Benchmarks
Currently outdated.
Thin Wrapper
leanclient is a thin wrapper around the native Lean language server and uses few resources. It is synchronous (blocking), therefore waits for a server response before returning.
See this profile of a benchmark run, where 94% of the time is spent waiting for a server response (_io.BufferedReader.readline).
Therefore, these benchmarks are essentially measuring the performance of the Lean language server.
Opening a File
Opening a file in leanclient is completed, when a full diagnostic report (errors, warnings, …) is received. This is highly dependent on the size and complexity of the file. Comparable to the yellow loading bar, when opening a file in VSCode.
Note: Opening multiple files using LeanLSPClient.open_files is typically faster than opening them sequentially.
File Path |
Loading Time [s] |
|---|---|
Tactic/FunProp/Mor.lean |
1.27 |
Tactic/Widget/Calc.lean |
1.54 |
Algebra/Central/Matrix.lean |
1.58 |
Topology/MetricSpace/Ultra/ContinuousMaps.lean |
1.70 |
Topology/Maps/Proper/CompactlyGenerated.lean |
1.73 |
Analysis/Normed/Field/ProperSpace.lean |
1.77 |
Data/Nat/BitIndices.lean |
1.96 |
Topology/Irreducible.lean |
2.03 |
Topology/Algebra/Module/ModuleTopology.lean |
3.01 |
Analysis/LocallyConvex/Polar.lean |
5.00 |
LinearAlgebra/BilinearMap.lean |
7.92 |
CategoryTheory/Limits/VanKampen.lean |
12.26 |
Updating a File
Updating a file in leanclient is generally faster than opening a full file. The time it takes is highly variable and depends on the file, and the size and number of updates.

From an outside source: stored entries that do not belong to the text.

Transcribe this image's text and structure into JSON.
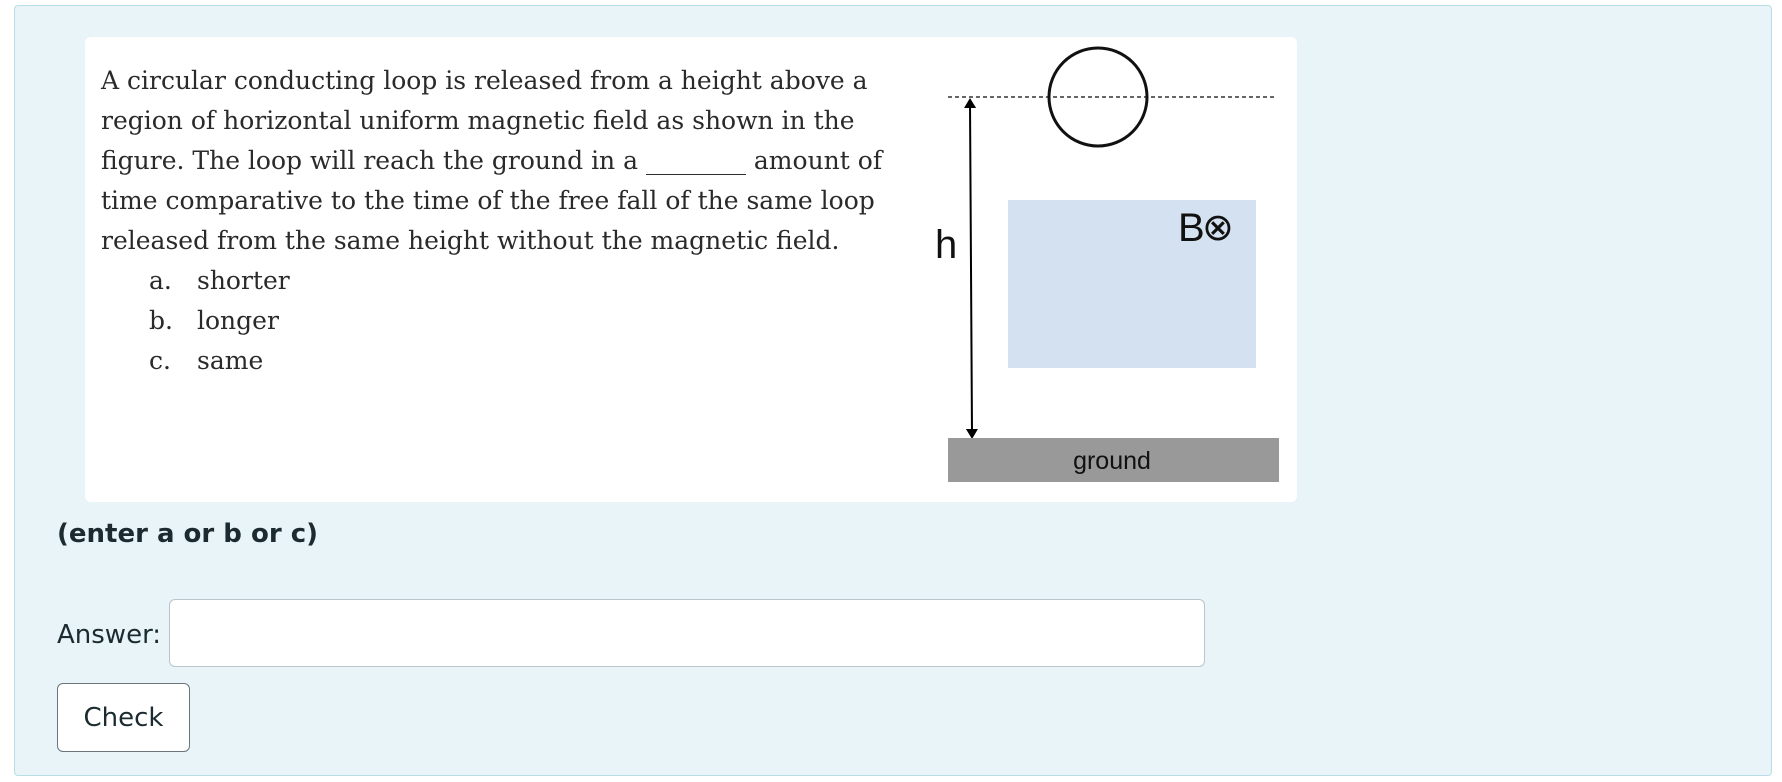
{
  "question": {
    "text": "A circular conducting loop is released from a height above a region of horizontal uniform magnetic field as shown in the figure. The loop will reach the ground in a ________ amount of time comparative to the time of the free fall of the same loop released from the same height without the magnetic field.",
    "options": [
      {
        "letter": "a.",
        "text": "shorter"
      },
      {
        "letter": "b.",
        "text": "longer"
      },
      {
        "letter": "c.",
        "text": "same"
      }
    ]
  },
  "figure": {
    "height_label": "h",
    "field_label": "B",
    "field_symbol": "⊗",
    "ground_label": "ground",
    "field_region_color": "#d4e1f0",
    "ground_color": "#999999"
  },
  "instruction": "(enter a or b or c)",
  "answer": {
    "label": "Answer:",
    "value": "",
    "placeholder": ""
  },
  "check_button_label": "Check"
}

As an example, we load all except the last 24 lines of a lean file. We benchmark adding these last 24 lines one by one (waiting for full diagnostics in between).
File Path |
Update Rate [lines/s] |
|---|---|
NumberTheory/FLT/Basic.lean |
4.2 |
AlgebraicTopology/DoldKan/Degeneracies.lean |
4.33 |
FieldTheory/Galois/GaloisClosure.lean |
4.59 |
Querying a File
Once a file is opened, querying is relatively fast. Again, this is highly dependent on the file and location in the file.

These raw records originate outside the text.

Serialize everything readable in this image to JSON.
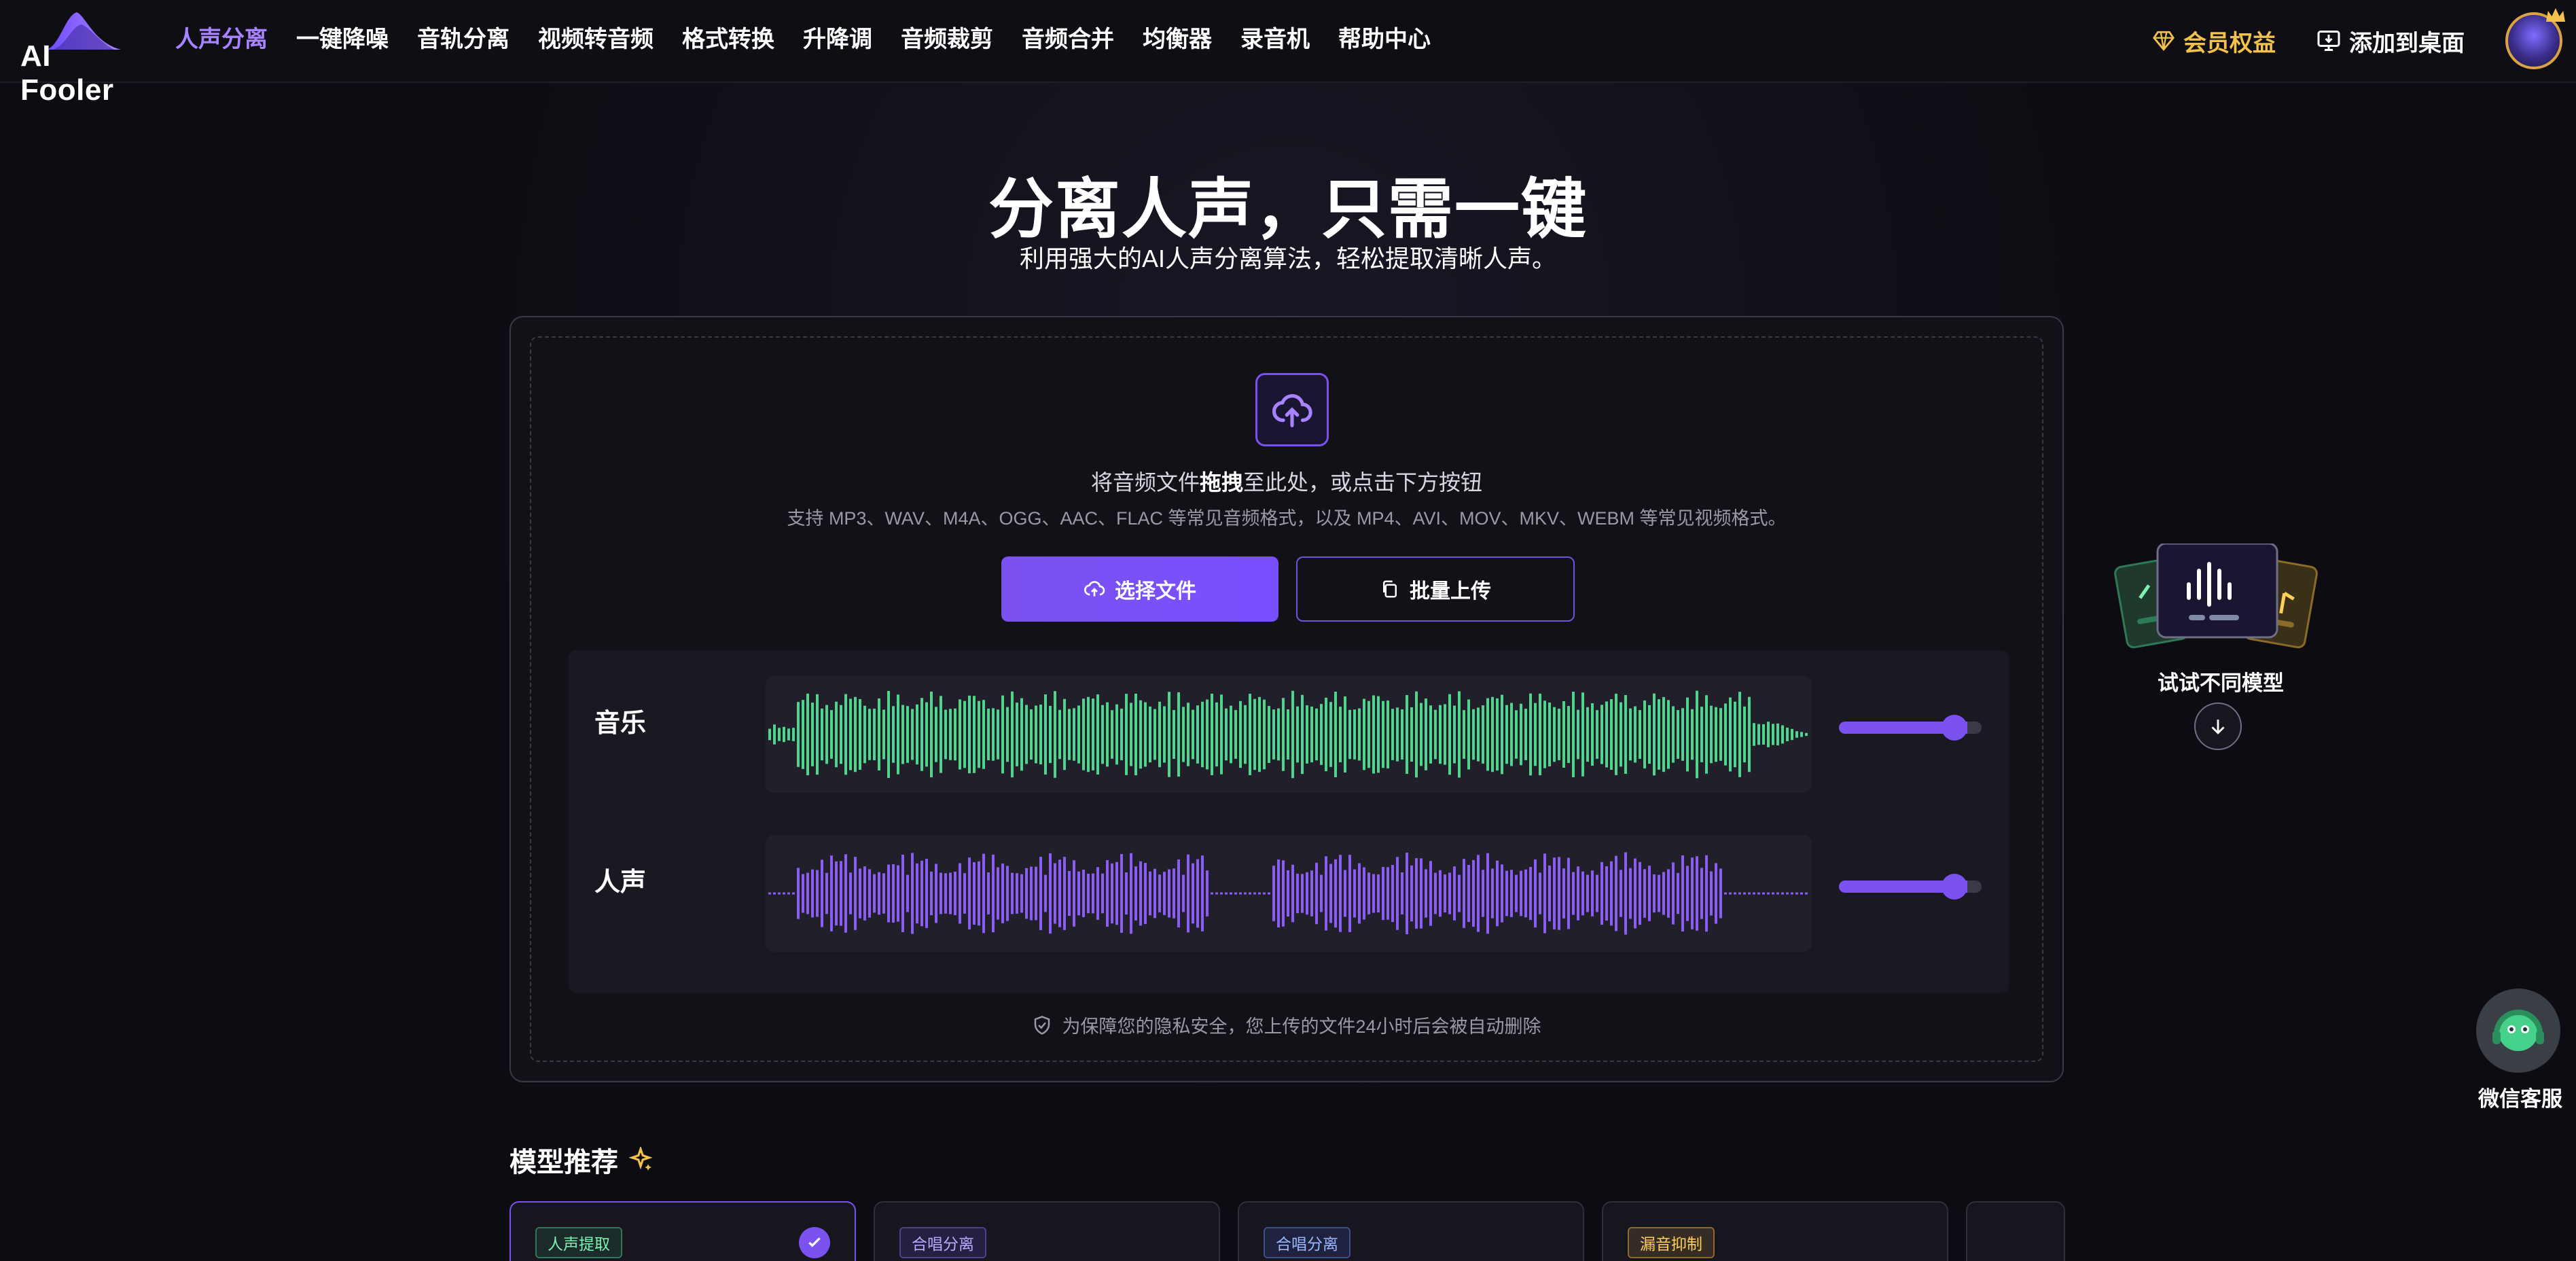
{
  "brand": {
    "name": "AI Fooler"
  },
  "nav": {
    "items": [
      {
        "label": "人声分离",
        "active": true
      },
      {
        "label": "一键降噪"
      },
      {
        "label": "音轨分离"
      },
      {
        "label": "视频转音频"
      },
      {
        "label": "格式转换"
      },
      {
        "label": "升降调"
      },
      {
        "label": "音频裁剪"
      },
      {
        "label": "音频合并"
      },
      {
        "label": "均衡器"
      },
      {
        "label": "录音机"
      },
      {
        "label": "帮助中心"
      }
    ],
    "vip_label": "会员权益",
    "add_desktop_label": "添加到桌面"
  },
  "hero": {
    "title": "分离人声，只需一键",
    "subtitle": "利用强大的AI人声分离算法，轻松提取清晰人声。"
  },
  "upload": {
    "drop_prefix": "将音频文件",
    "drop_bold": "拖拽",
    "drop_suffix": "至此处，或点击下方按钮",
    "formats": "支持 MP3、WAV、M4A、OGG、AAC、FLAC 等常见音频格式，以及 MP4、AVI、MOV、MKV、WEBM 等常见视频格式。",
    "choose_label": "选择文件",
    "batch_label": "批量上传",
    "privacy": "为保障您的隐私安全，您上传的文件24小时后会被自动删除"
  },
  "tracks": [
    {
      "label": "音乐",
      "color": "#4fd58d",
      "volume": 0.9
    },
    {
      "label": "人声",
      "color": "#8b5cf6",
      "volume": 0.9
    }
  ],
  "side": {
    "try_models": "试试不同模型",
    "service": "微信客服"
  },
  "recommend": {
    "title": "模型推荐",
    "cards": [
      {
        "tag": "人声提取",
        "selected": true,
        "tag_color": "green"
      },
      {
        "tag": "合唱分离",
        "tag_color": "purple"
      },
      {
        "tag": "合唱分离",
        "tag_color": "blue"
      },
      {
        "tag": "漏音抑制",
        "tag_color": "gold"
      }
    ]
  },
  "colors": {
    "accent": "#7b51f0",
    "gold": "#f3c24d",
    "music": "#4fd58d",
    "vocal": "#8b5cf6"
  }
}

An empty response (e.g. querying a goal outside a theorem) is typically very fast.
As a benchmark, we repeat the same query 32 times:
Query |
Query Rate [queries/s] |
|---|---|
get_type_definitions |
1497.75 |
get_hover |
1072.87 |
get_folding_ranges |
1003.25 |
get_completion_item_resolve |
630.20 |
get_document_symbols |
397.59 |
get_definitions |
327.61 |
get_call hierarchy incoming |
326.83 |
get_declarations |
324.54 |
get_goal |
248.39 |
get_term_goal |
235.36 |
get_call hierarchy items |
229.16 |
get_semantic_tokens_range |
92.00 |
get_semantic_tokens |
64.16 |
get_references |
52.03 |
get_call hierarchy outgoing |
37.94 |
get_document_highlights |
37.14 |
get_completions |
21.88 |
Parallel processing
Using a LeanClientPool, you can process multiple files in parallel using multiple separate lean language servers:
def count_tokens(client):
return len(client.get_semantic_tokens())
with LeanClientPool(PROJECT_PATH, num_workers=4) as pool:
results = pool.map(count_tokens, files, batch_size=4)
The performance increase is dependent on:
num_workers: The number of separate workers with their own lean language server. Scale this with CPU cores.
batch_size: Batching allows the language server to open multiple files in parallel. Typically faster but requires more resources (mainly memory). Beware of large batch_sizes.